Unlike Spectrum that sends me menacing emails and text messages warning me my cable and internet service is about to be “disrupted” if my monthly payment is one day late, the U.S. government merely sends a letter enclosed in the same envelope as its regular billing correspondence advising you that your Medicare policy has been discontinued because of nonpayment.

One has 30 days to make their delinquent payments and have their policy restored, but if you open the cancellation letter three months after it was sent, you discover that you are among the 25 million Americans without health insurance.

To be clear, I thought I was current on my Medicare premiums, but I suspect I didn’t notice the “confirm payment” or some other detail that prevented my transactions from being processed. That’s another hazard of ADHD, sufferers often don’t stay focused long enough to complete their tasks. 

Los Angeles Department of Water and Power uses snail mail for its monthly bills. I’m blessed the LADWP is a most trusting and patient utility and never made good on its threats to consign me to prehistoric conditions when there was no electricity and running water. Then there were the weddings and Bar Mitzvahs that relatives I haven’t spoken to in years graciously invited me to and I rudely didn’t RSVP, further enhancing my reputation as the black sheep of my family.

Heavy call volume

The upshot of my mail avoidance was having to spend weeks dealing with my biggest phobia of all: Listening to automated messages that begin, “Due to unusually heavy call volume.” That message triggers me, particularly when it is followed with, “Did you know the answers to our most frequently asked questions can be found on our website at …” and if that doesn’t work then, “Please listen carefully because our menu options have changed.”

It’s pathetic if consumers have called a customer support line so many times they’ve memorized the prompts. I’m angered that most Americans have become so docile they willingly accept allowing corporations to jerk them around and waste their time with abandon.

That docility begets more abuse.

According to this March 2024 McKinsey paper titled, Where is customer care in 2024, only 11 percent of customer care industry respondents to a survey said reducing call volumes is important to them, a 20-PERCENTAGE-POINT DROP OVER 12 MONTHS. Indeed, 57 percent of customer care leaders expect call volumes TO INCREASE BY AS MUCH AS ONE-FIFTH OVER THE NEXT ONE OR TWO YEARS!

I thought perhaps my desire to engage with humans rather than chat bots was a generational thing, but that’s not the case. In a McKinsey survey of 3,500 consumers, respondents of all ages said that live phone conversations were among their most preferred methods of contacting companies for help and support. That finding held true even among 18- to 28-year-old Gen Z consumers, who typically prefer text and social messaging for interpersonal communications.

These past few weeks I’ve spent countless hours on hold trying to reach elusive people at companies to fix the gargantuan mess mostly of my own doing. I say mostly because it’s increasingly common for me to check my credit card statements and find unauthorized charges, typically resulting from automatic renewals I never agreed to.

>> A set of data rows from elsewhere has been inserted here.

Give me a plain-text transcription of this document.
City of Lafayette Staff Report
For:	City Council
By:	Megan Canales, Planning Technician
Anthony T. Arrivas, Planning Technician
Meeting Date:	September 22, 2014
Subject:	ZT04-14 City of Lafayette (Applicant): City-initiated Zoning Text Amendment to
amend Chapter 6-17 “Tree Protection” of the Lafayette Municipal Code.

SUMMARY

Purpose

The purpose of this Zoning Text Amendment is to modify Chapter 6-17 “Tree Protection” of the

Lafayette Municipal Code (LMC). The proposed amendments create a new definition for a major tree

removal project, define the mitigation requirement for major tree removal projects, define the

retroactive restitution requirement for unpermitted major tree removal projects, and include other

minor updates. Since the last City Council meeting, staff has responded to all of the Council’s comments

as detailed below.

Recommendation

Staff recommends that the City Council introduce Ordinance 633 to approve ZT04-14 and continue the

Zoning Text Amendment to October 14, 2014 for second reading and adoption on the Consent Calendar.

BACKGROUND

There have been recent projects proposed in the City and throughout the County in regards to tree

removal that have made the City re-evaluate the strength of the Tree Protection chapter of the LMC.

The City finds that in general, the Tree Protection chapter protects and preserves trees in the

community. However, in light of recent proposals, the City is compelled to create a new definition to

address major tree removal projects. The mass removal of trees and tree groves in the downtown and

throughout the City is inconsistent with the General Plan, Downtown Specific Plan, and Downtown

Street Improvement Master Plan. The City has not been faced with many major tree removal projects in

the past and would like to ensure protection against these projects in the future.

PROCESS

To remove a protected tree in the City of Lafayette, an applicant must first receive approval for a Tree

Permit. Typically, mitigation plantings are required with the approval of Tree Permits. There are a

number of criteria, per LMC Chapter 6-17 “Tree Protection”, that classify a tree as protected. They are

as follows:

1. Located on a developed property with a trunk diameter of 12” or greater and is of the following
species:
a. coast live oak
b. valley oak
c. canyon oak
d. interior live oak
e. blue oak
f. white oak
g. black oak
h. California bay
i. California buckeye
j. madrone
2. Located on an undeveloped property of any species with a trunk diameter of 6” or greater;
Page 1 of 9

Under the terms of Visa and MasterCard, contracting even once with a merchant is like herpes – the relationship lasts forever.  

I’ve learned my lesson and in 2025 I’m going to channel my inner cousin Rob and heed his example of never letting mail go unattended. Hopefully, other epistolophobia sufferers will learn from my mistakes and open their mail as well.

Another lesson of AA is to make a gratitude list for what one is grateful for. In that spirit, I want to give a shoutout to Fidelity, Costco, Apple, and Spectrum whose U.S.-based customer service reps are easily accessible and allow me to live life on my terms.

And to subscribers of this blog, thanks for reading. Wishing you the best in 2025. I truly appreciate your support.